The BJC, whose priorities extend beyond the assembly, has a staff of 10 employees, most of whom are working from home. They are figuring out how to work around event rescheduling, as all BJC events are postponed until mid-April. Even the Yom HaShoah commemoration will be online.

Senior living centers are closed per the state’s prohibition. This includes the Edward E. Myerberg Center and the Weinberg Community for Senior Living. Levindale Hebrew Geriatric Center and Hospital has a ban on visitation as of March 12.

“Never in my lifetime has the imperative to love the stranger felt so alive,” said Cindy Greenberg, Repair the World president and CEO, in a press release. Repair the World anticipates a dramatic increase in clientele and financial need from the community.
As Baltimore City’s almost century-old Beth Am Synagogue moves services online, Rabbi Daniel Cotzin Burg notes that he’s never seen it close before.

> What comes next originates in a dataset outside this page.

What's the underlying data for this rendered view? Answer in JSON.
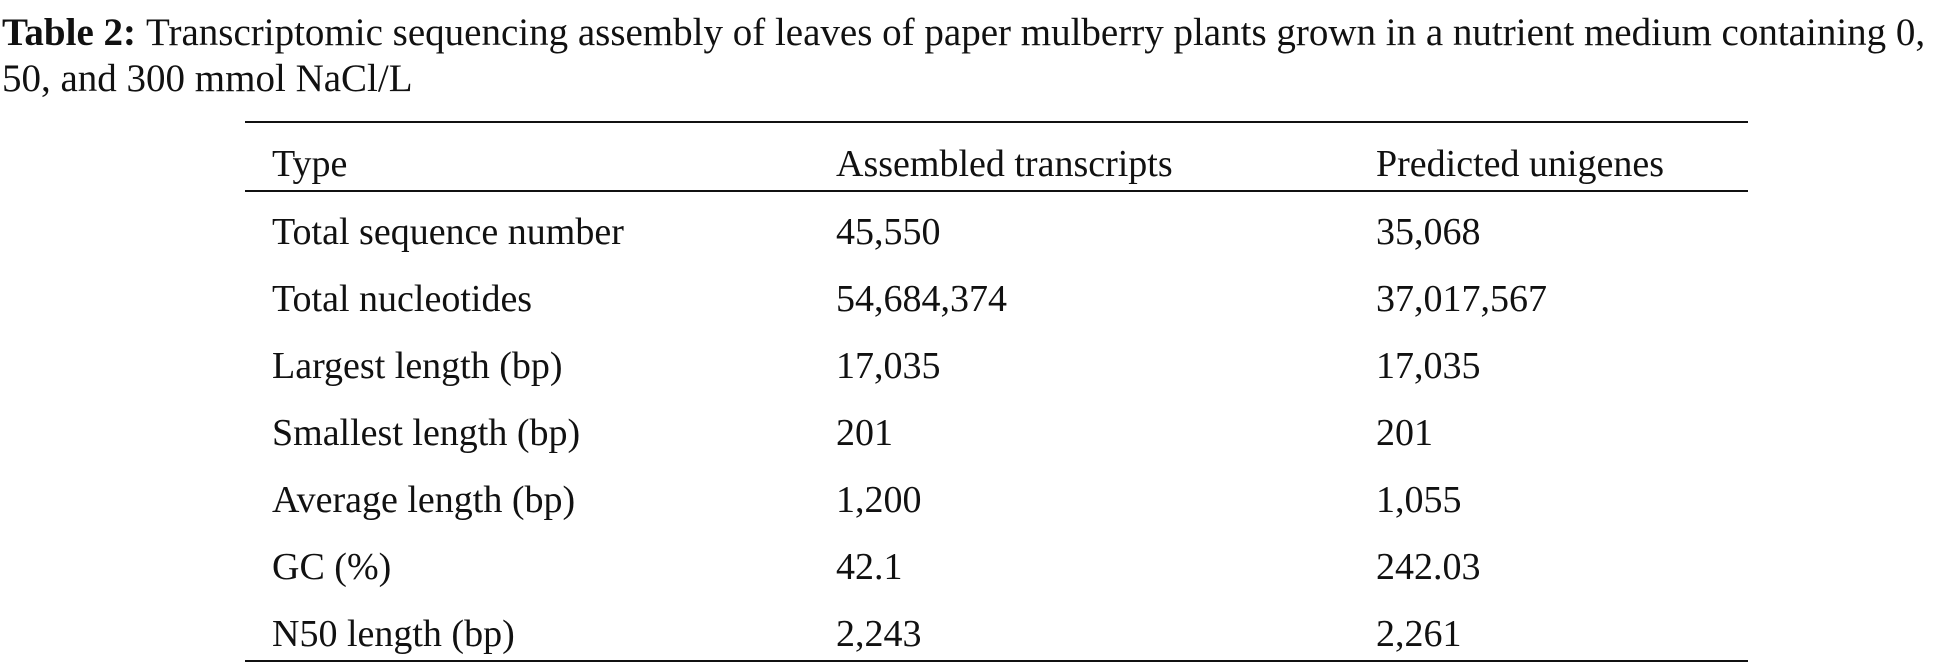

“The closest I can think of is several years ago we had a bat mitzvah scheduled during the Snowpocalypse,” he said. “We were expecting a ton of snow beginning Friday night and continuing throughout the night. We rushed to reschedule the simcha.” Burg invited people to trudge through the snow to his house rather than cancel the service. “The snow was so deep that year kids were able to sled down the front steps of Beth Am on Eutaw Place.”

Even the museum industry is disrupted. The Jewish Museum of Maryland joined the list of closed organizations March 17. It will continue to offer education on its website though, and is even working on an online companion to its “Jews In Space: Members of the Tribe in Orbit” exhibit. This is the first time the museum has closed for such an extensive time, “as far as we can tell in memory of the people who are here, so about 14 years,” according to Marvin Pinkert, executive director of the museum.

While it is a dark time for business, Pinkert is keeping his hopes up. Perhaps as a symbol of hope, his granddaughter was born March 16.

“I am focused on the day we reopen,” he said. “That’s where we will focus on our energy. I want to make us stronger by the time we open again in the summer.”

Some of the other many major event cancellations include Jewish Volunteer Connection’s Good Deeds Day, BHC’s Interfaith Institute, and The Peggy and Yale Gordon Center for Performing Arts’ Signature Event. A rolling list of postponements, cancellations, and closings can be found on

“We just don’t know what to expect or how long it will last,” Libit said. “So we will do our best to work to support the Jewish community and get back to normal life as quickly and safely as possible.”